Ao contrário da gripe ou da covid-19, ainda não foi desenvolvida nenhuma vacina, pelo que a prevenção passa pelas precauções já conhecidas para as restantes infeções respiratórias: usar máscara em caso de doença, junto a pessoas infetadas, em espaços fechados com muita gente ou pouco ventilados; cumprir as regras de etiqueta respiratória, tossindo e espirrando com um lenço de papel ou com o cotovelo dobrado; lavar as mãos e as superfícies com frequência.
A investigadora Cândida Abreu considera que o mediatismo associado ao hMPV "é uma boa oportunidade para reforçar as medidas preventivas das infeções respiratórias e de lembrar que temos, ao nosso dispor, meios que são extremamente eficazes na redução e mitigação desses riscos".
Foram detetados casos em Portugal?
Sim. Segundo um boletim de vigilância epidemiológica da gripe do Instituto Nacional de Saúde Doutor Ricardo Jorge, desde o início da época foi detetado um caso de hMPV. Numa resposta escrita enviada ao JN, a DGS sublinha que, "até à data, não há indicação de expressão do vírus hMPV em Portugal, apenas a deteção, pontual, de uma amostra na rede de vigilância laboratorial dos vírus respiratórios".
A professora da FMUP reforça ainda que o metapneumovírus faz parte do "pacote dos vírus respiratórios que costumam estar presentes no inverno" há anos, ao qual "não damos assim tanta importância", apesar de estar associado a infeções respiratórias pulmonares, como pneumonia, nalgumas pessoas mais imunodeprimidas.
Há razões para alarme?
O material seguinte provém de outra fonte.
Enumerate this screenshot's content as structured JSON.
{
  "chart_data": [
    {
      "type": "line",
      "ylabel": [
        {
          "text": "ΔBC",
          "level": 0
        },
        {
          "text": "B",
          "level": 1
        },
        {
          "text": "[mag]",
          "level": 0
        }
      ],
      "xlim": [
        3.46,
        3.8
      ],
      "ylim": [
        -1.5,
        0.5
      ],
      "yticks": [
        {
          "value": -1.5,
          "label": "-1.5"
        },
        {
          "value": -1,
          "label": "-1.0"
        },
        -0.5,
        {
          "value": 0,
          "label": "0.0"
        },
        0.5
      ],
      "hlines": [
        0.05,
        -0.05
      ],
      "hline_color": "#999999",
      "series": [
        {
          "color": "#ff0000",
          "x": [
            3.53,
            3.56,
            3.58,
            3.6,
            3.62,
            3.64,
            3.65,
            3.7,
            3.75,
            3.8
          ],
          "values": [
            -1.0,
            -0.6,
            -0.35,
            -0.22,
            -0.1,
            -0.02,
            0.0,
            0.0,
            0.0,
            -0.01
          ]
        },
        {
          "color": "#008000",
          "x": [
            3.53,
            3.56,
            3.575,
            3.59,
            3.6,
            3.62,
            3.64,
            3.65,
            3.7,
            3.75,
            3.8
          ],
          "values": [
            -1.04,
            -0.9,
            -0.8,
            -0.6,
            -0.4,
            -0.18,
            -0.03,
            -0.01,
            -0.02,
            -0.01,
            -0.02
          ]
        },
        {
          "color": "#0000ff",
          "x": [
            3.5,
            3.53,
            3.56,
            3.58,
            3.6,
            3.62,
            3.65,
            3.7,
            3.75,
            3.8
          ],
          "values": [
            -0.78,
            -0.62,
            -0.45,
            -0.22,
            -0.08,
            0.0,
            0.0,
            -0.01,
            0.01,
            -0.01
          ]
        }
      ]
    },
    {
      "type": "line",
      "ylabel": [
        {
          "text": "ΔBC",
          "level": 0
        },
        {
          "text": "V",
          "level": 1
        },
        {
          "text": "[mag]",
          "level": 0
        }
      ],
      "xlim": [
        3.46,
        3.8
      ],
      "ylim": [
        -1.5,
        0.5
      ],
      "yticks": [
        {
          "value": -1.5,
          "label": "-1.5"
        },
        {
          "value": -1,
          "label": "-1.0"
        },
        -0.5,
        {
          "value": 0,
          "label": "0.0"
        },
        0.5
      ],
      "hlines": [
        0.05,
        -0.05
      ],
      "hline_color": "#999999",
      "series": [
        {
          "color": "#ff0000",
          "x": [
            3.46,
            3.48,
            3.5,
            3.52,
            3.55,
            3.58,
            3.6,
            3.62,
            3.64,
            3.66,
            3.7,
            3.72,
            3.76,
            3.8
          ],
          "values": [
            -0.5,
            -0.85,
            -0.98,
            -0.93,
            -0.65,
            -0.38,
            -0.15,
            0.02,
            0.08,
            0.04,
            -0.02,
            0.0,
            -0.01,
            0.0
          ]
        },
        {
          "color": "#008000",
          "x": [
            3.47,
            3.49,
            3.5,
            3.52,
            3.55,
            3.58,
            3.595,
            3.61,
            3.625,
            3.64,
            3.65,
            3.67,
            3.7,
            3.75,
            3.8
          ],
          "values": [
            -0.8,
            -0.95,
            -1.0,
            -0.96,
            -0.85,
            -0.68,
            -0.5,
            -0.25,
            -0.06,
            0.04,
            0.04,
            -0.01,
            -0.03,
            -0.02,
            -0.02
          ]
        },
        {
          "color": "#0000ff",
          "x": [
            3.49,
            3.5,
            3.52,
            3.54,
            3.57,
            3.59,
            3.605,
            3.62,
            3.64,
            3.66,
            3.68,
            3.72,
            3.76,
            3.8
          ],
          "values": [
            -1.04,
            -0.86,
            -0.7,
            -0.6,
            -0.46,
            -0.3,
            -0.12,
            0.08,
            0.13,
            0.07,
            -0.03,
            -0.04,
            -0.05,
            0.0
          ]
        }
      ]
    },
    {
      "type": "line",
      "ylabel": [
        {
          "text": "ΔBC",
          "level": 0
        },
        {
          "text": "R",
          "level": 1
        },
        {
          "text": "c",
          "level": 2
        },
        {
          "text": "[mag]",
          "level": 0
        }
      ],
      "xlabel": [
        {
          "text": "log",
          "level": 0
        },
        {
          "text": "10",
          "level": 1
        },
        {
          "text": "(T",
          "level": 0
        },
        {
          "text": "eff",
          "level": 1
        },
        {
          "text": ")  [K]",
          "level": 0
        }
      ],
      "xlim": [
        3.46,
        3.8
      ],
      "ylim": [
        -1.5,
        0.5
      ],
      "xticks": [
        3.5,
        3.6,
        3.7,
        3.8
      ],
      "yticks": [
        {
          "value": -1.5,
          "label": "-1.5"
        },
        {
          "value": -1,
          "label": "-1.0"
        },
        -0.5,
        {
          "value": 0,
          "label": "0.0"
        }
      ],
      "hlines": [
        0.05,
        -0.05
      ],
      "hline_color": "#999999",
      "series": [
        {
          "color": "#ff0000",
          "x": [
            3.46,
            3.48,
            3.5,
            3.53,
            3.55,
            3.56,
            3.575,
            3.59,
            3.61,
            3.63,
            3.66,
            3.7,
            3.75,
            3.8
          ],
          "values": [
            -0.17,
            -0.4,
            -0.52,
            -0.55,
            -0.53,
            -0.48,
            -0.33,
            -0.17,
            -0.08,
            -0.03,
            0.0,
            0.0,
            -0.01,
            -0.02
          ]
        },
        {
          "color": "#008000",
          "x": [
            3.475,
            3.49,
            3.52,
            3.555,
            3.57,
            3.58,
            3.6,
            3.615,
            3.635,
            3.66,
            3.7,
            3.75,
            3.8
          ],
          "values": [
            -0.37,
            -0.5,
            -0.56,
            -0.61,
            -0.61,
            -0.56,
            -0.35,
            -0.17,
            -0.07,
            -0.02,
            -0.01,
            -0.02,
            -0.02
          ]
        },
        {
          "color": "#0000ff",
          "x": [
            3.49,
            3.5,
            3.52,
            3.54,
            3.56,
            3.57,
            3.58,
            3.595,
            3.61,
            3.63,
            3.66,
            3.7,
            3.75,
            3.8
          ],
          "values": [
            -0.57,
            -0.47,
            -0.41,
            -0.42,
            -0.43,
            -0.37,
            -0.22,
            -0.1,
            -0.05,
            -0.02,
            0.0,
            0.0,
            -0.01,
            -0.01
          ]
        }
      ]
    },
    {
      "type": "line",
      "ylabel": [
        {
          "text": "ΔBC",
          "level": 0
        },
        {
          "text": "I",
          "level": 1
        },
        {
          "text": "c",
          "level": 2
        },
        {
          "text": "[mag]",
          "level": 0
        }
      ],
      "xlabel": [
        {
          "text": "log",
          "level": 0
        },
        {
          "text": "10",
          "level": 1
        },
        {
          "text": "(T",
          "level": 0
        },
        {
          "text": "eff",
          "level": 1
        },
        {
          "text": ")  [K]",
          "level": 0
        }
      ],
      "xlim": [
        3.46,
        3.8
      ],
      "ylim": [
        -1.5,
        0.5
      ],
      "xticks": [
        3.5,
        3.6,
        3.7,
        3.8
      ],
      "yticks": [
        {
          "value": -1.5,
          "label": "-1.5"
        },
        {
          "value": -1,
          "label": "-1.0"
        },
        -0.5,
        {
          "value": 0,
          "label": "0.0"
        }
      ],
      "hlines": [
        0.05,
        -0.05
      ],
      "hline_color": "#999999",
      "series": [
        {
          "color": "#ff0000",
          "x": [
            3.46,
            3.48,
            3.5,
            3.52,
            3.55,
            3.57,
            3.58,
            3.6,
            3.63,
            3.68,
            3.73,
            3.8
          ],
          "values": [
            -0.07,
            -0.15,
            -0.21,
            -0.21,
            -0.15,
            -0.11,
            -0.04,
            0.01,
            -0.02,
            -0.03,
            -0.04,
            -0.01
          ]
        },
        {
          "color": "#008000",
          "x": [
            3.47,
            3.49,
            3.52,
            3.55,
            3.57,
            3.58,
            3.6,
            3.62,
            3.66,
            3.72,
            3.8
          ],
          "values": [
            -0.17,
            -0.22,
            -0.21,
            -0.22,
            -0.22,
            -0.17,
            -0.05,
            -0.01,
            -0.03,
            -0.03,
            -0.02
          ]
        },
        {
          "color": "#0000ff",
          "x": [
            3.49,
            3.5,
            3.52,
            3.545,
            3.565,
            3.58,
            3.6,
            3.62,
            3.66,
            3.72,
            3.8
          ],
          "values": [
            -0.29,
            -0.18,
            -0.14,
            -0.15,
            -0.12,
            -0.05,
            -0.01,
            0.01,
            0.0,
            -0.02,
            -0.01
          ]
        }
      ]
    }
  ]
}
É igual à covid?
Para já, não. A OMS já afirmou não haver motivações de preocupação nos relatos do surto na China, apontando que se trata de um acontecimento sazonal habitual. Hans Kluge, o diretor do organismo para a Europa, disse na rede social X (antigo Twitter) que o impacto no sistema de saúde chinês, ao nível da escala e da intensidade do vírus, continua a ser inferior ao registado no ano anterior.
Cândida Abreu realça que, ao contrário do SARS-CoV-2, que apareceu pela primeira vez em 2019, o metapneumovírus não é novo, o que muda por completo a forma de avaliar o risco. "Faz toda a diferença e é, de facto, a mensagem mais importante. O vírus já circula há mais de 60 anos, é um vírus que nós conhecemos e, portanto, não nos dá o arrepio do desconhecido", explica.
A professora da FMUP sublinha que o hMPV "não é um salto do desconhecido", descartando o alarmismo social gerado. Para a investigadora é necessário "tranquilizar as pessoas e renovar as medidas de proteção destas infeções víricas, que as pessoas já conhecem".